Many foreign films and more specifically many films from the Far East suffer from flaws in the logic of the narrative, sometimes irrevocably so. I Saw the Devil is dealt the same card but mercifully this does not undo the movie itself. Perhaps the logic of the film rings false so loudly because we are dealing with a murder investigation, a crime story where the puzzle pieces need to make sense and need to fit appropriately. This is the “Achilles heel” of the film (when you see it, you will understand why I quoted that…boy, will you ever…). From the get-go the case is something that is glossed over when it is revealed to Kim that they have four main suspects. How? Based on what? Further, Kim has time to shake down the suspects alone, yet the entire police force cannot round the suspects up quicker to bring them in for questioning, as is normal procedure?
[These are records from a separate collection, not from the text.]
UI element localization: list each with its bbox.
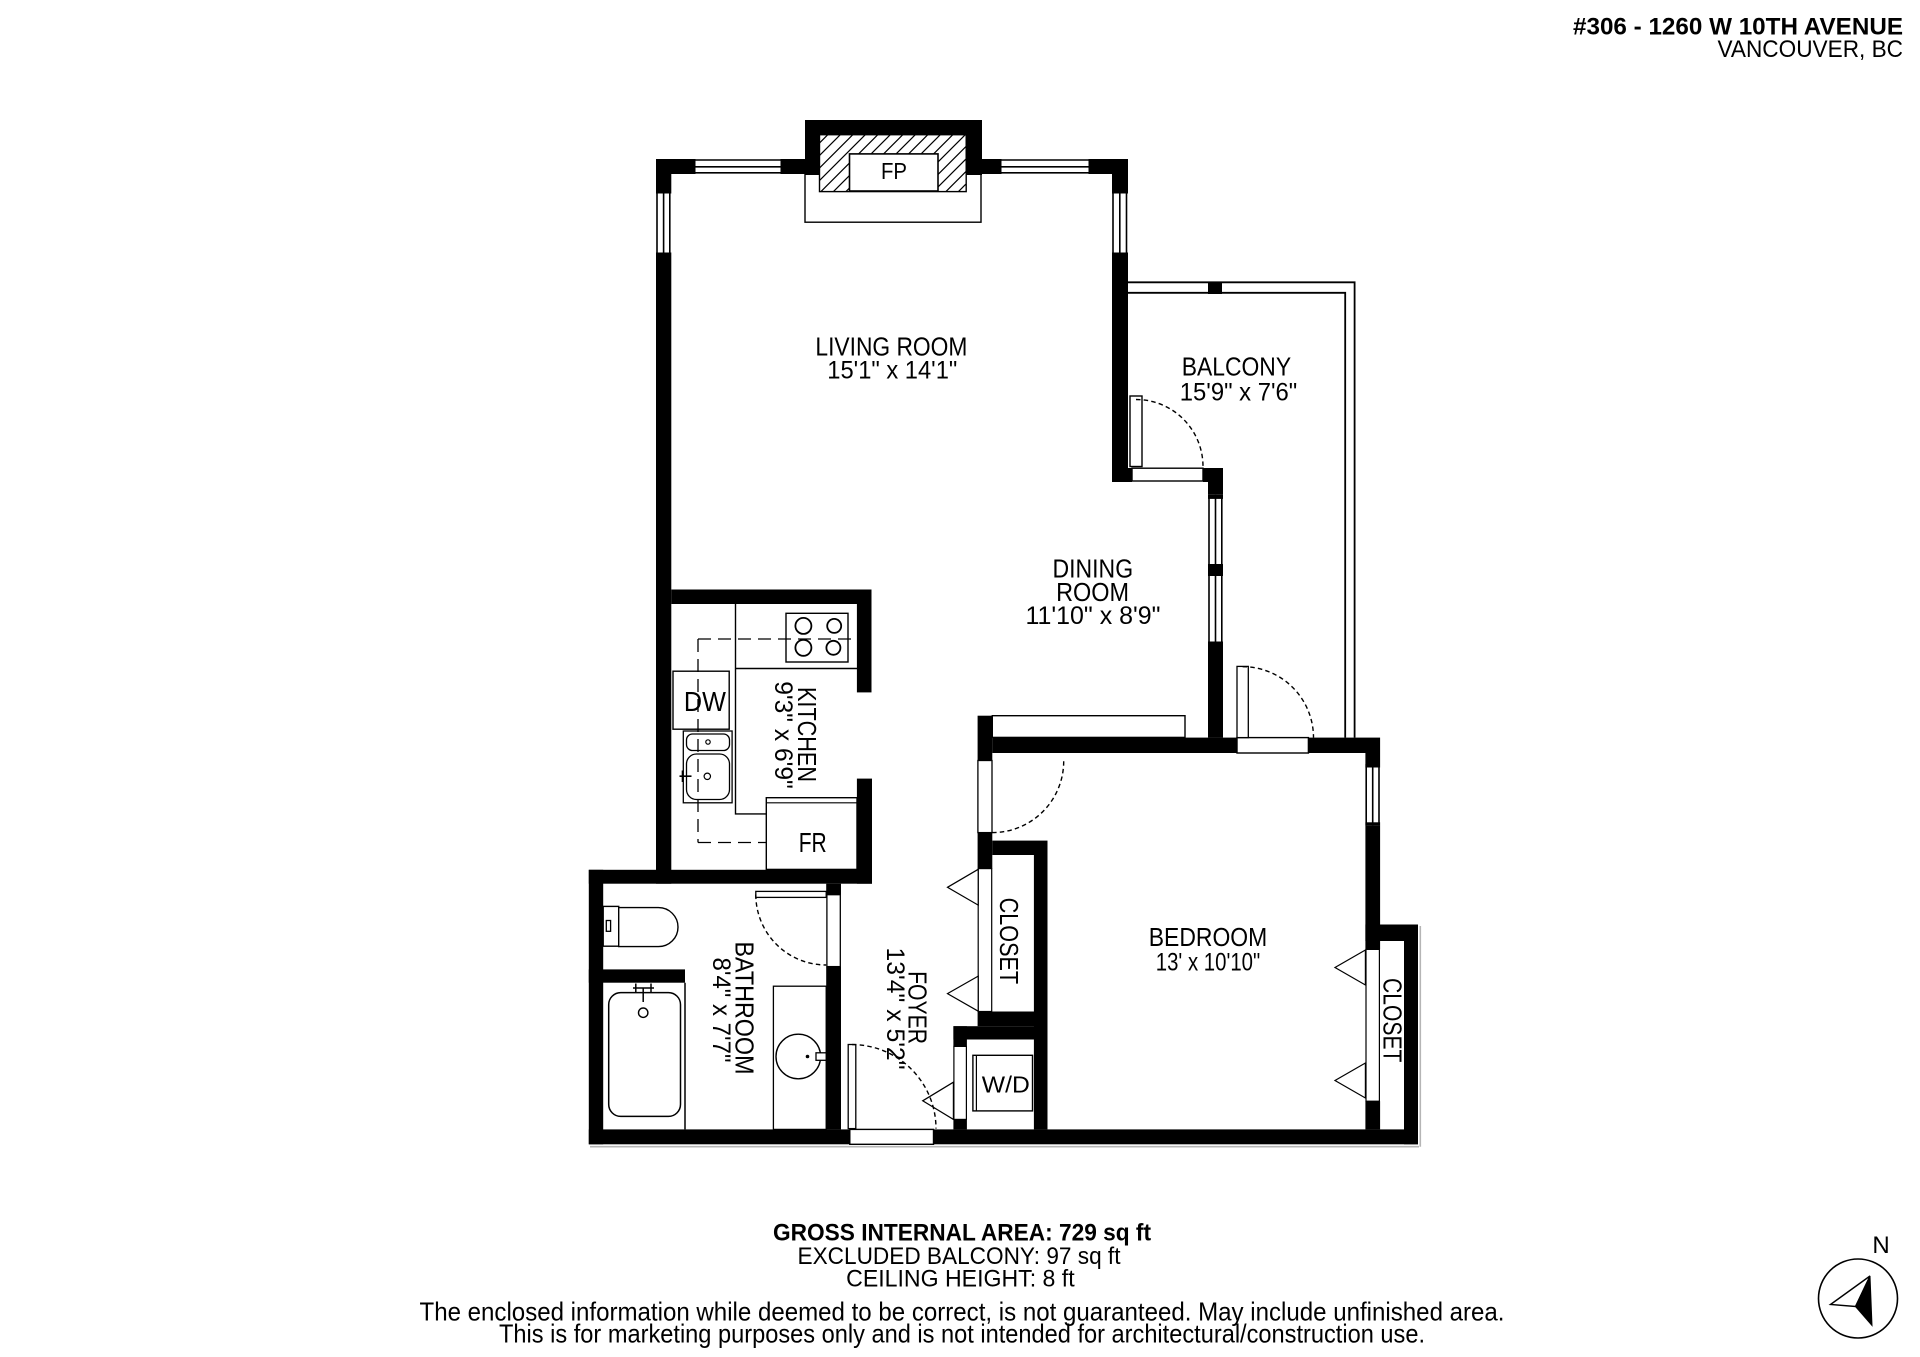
svg-text:CLOSET: CLOSET [1378, 978, 1408, 1062]
svg-text:This is for marketing purposes: This is for marketing purposes only and … [499, 1319, 1425, 1349]
svg-text:FP: FP [881, 158, 907, 184]
svg-text:FR: FR [799, 827, 827, 858]
svg-text:N: N [1872, 1232, 1889, 1259]
svg-text:15'1" x 14'1": 15'1" x 14'1" [827, 357, 957, 385]
svg-text:BEDROOM: BEDROOM [1149, 922, 1268, 952]
svg-text:CEILING HEIGHT: 8 ft: CEILING HEIGHT: 8 ft [846, 1266, 1075, 1293]
svg-text:15'9" x 7'6": 15'9" x 7'6" [1180, 378, 1298, 406]
svg-text:11'10" x 8'9": 11'10" x 8'9" [1026, 602, 1161, 630]
svg-text:9'3" x 6'9": 9'3" x 6'9" [769, 681, 797, 789]
svg-text:DW: DW [684, 686, 727, 717]
svg-text:W/D: W/D [982, 1072, 1030, 1098]
svg-text:VANCOUVER, BC: VANCOUVER, BC [1718, 36, 1904, 63]
svg-text:13'4" x 5'2": 13'4" x 5'2" [881, 948, 909, 1070]
svg-text:BALCONY: BALCONY [1182, 352, 1291, 382]
svg-text:CLOSET: CLOSET [994, 898, 1024, 985]
svg-text:13' x 10'10": 13' x 10'10" [1156, 949, 1260, 977]
svg-text:8'4" x 7'7": 8'4" x 7'7" [707, 958, 735, 1063]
Other fallacies pepper the narrative and mar the quality of the film throughout its runtime: Kyung-Chul has a son who knows where he lives – a house wrapped in plastic, full of instruments and tools meant to kill, so how could he possibly be unaware that his father is a killer? All serial killers have an MO and so does Kyung-Chul, though the first time he and Kim meet, Kyung-Chul is about to murder a girl in a greenhouse which is completely out of character for how he operates. It’s these issues that bog the film down and hold it back from being a quiet masterpiece.
But perhaps the most unfortunate flaw of the film is how its theme gets lost and becomes irrelevant. The picture’s title and American tag line (“Evil lives inside”) suggests that to fight the devil, Kim must become the devil, and while fleeting moments in the film touch on this idea, it is never fully explored. What makes the narrative of a similarly themed film like The Dark Knight so compelling is that it does deal with this issue, full bore; The Joker pushes Batman until he can no longer play his game because the line between good and evil has blurred so heavily, that the Bat can’t make out which side he’s truly on. I Saw the Devil wants to ask this question and deal with its moral gray area, but instead focuses more on seeing what kind of fucked up shit is going to happen next; not necessarily a bad thing, but certainly more superficial than it needs to be.
With a run time of 147 minutes and change, I Saw the Devil could have very easily addressed all of its wrinkles and unveiled itself an unforgettable piece of cinema, but instead it just flirts with the idea and the end result is a flawed masterpiece. There are worse things to be, for sure, but knowing the greatness that could have been achieved with a nip and a tuck to the story dampens ever-so-slightly what has ended up being the first must-see film of 2011.
Images courtesy of Magnolia Pictures and IMDbPro




It’s incredible how the korean crime/gore genre has been well received by the american audiences. I think only korean films do manage to convey characters feelings as intense as the visceral and bloody scenes displayed. Seems that director Jee-woon Kim is now trying to explore the revenge theme in a very particular way, reminding us of Chan-wook Park’s vengeance trilogy. Though I was not quite amazed by “Tale of Two Sisters” I will definitely give this one a try!
I enjoyed it and thought it was a pretty decent movie that is on my list of first movies of 2011 to see.